= Lycée Français Victor Hugo (Bulgaria) =

French international school in Sofia, Bulgaria

Lycée Français de Sofia Victor Hugo (LVH; "The French High School Victor Hugo", Френско Училище "Виктор Юго") is a French international school in the Maxi Complex (Комплекс Макси) in Vitosha, Sofia, Bulgaria.

LVH is the largest foreign school in Bulgaria, hosting over 800 students from many nationalities. It follows the French National Curriculum of study and has students from nursery school (maternelle) up to twelfth grade (terminale). The student to teacher ratio is approximately 7:1.

LVH was established in 1966. The Embassy of France in Sofia supervises the school.

==The School==
LVH was created in 1966 and was called "petite école" because it initially welcomed only children in primary school. In 2009, it moved from Lozenetz to its current location in Maxi Complex on Simeonovsko Shossee.

LVH is contracted (conventionné) by the AEFE. The school is run by an association of parents (APE) who gives power to board members (Conseil d’administration).

==French national curriculum==
From the age of 3, French-speaking and non French-speaking students follow the curriculum as defined by the French national education system and are taught by teachers from France.

The teachers are trained in France, and most of them are natives. Lifelong learning is provided to the pedagogic and administrative teams.

The Primary School (école primaire) from pre school through 5th grade is divided into cycles: cycle 1 (petite section, moyenne section and grande section), cycle 2 (CP, CE1) and cycle 3 (CE2, CM1, CM2).

The Middle School (collège) lasts four years (from sixième to troisième). Instruction is structured according to subjects: French, English, mathematics, history, geography, civics, biology, chemistry, physics, technology, art, music, and physical education.

The High School (lycée) is composed of three years. During the lycée years, students choose a track with emphasis on different courses: track L (literature), ES (economics and social sciences), or S (sciences). Those three years also prepare the students for the French general Baccalaureate examination, the main diploma required to pursue studies in higher education.

For several years now, a 100% of the students have successfully passed the baccalaureate and have been accepted not only in the French higher education institutions (via the Admission Post Bac system) but also in European and Anglo-Saxon universities.
LVH offers information and events to help the students choose the studies they will do. A PRIO (Personne Ressource en Information et Orientation) or guidance counsellor is also in charge of helping them.

==Pedagogy and values==
The CDI (Centre de Documentation et d'Information) is the school library, which has more than 10000 documents.

Yearly projects are also part of the education, mainly in the fields of languages (e.g. literary rally), cinema and audiovisual media (e.g. Cinesofia Festival), mathematics, sciences, etc. Civic and prevention projects are also implemented by the School administration office.

LVH also offers educational projects, green schools, trips and field trips, shows .

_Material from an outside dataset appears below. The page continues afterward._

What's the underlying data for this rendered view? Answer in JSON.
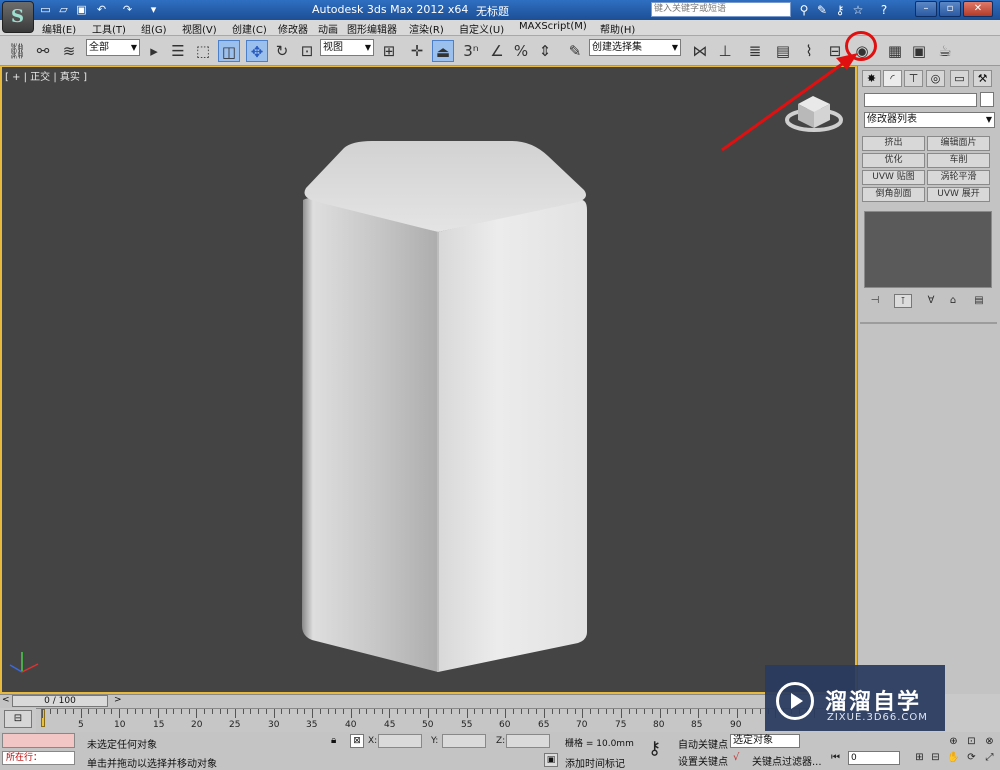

==Extra curriculum activities==
Languages certifications are offered to the students in five languages: French, English, German, Spanish and Bulgarian. The level of the diplomas corresponds to the Common European Framework of Reference for Languages. These examinations are made possible through partnerships with language institutes. LVH is an official exam centre for the DELF certifications.

More than 50 activities via clubs are offered to the students every year. Extracurricular activities include sports (tennis, swimming, ice skating, aikido, etc.), pottery, French language games, Bulgarian classes, science, arts etc. for Primary School students. Every day after class, the students who need to can also join the "aide aux devoirs" where teachers help them with their homework.

LVH has also a full-time nurse, a school restaurant and a child-care centre opened before and after school hours. A bus company ensures the bussing. Wardens on the school premises and at the school's front door provide security.

==Student body==
As of 2019 the school has 801 students from over 25 countries, making it the largest international school in Bulgaria.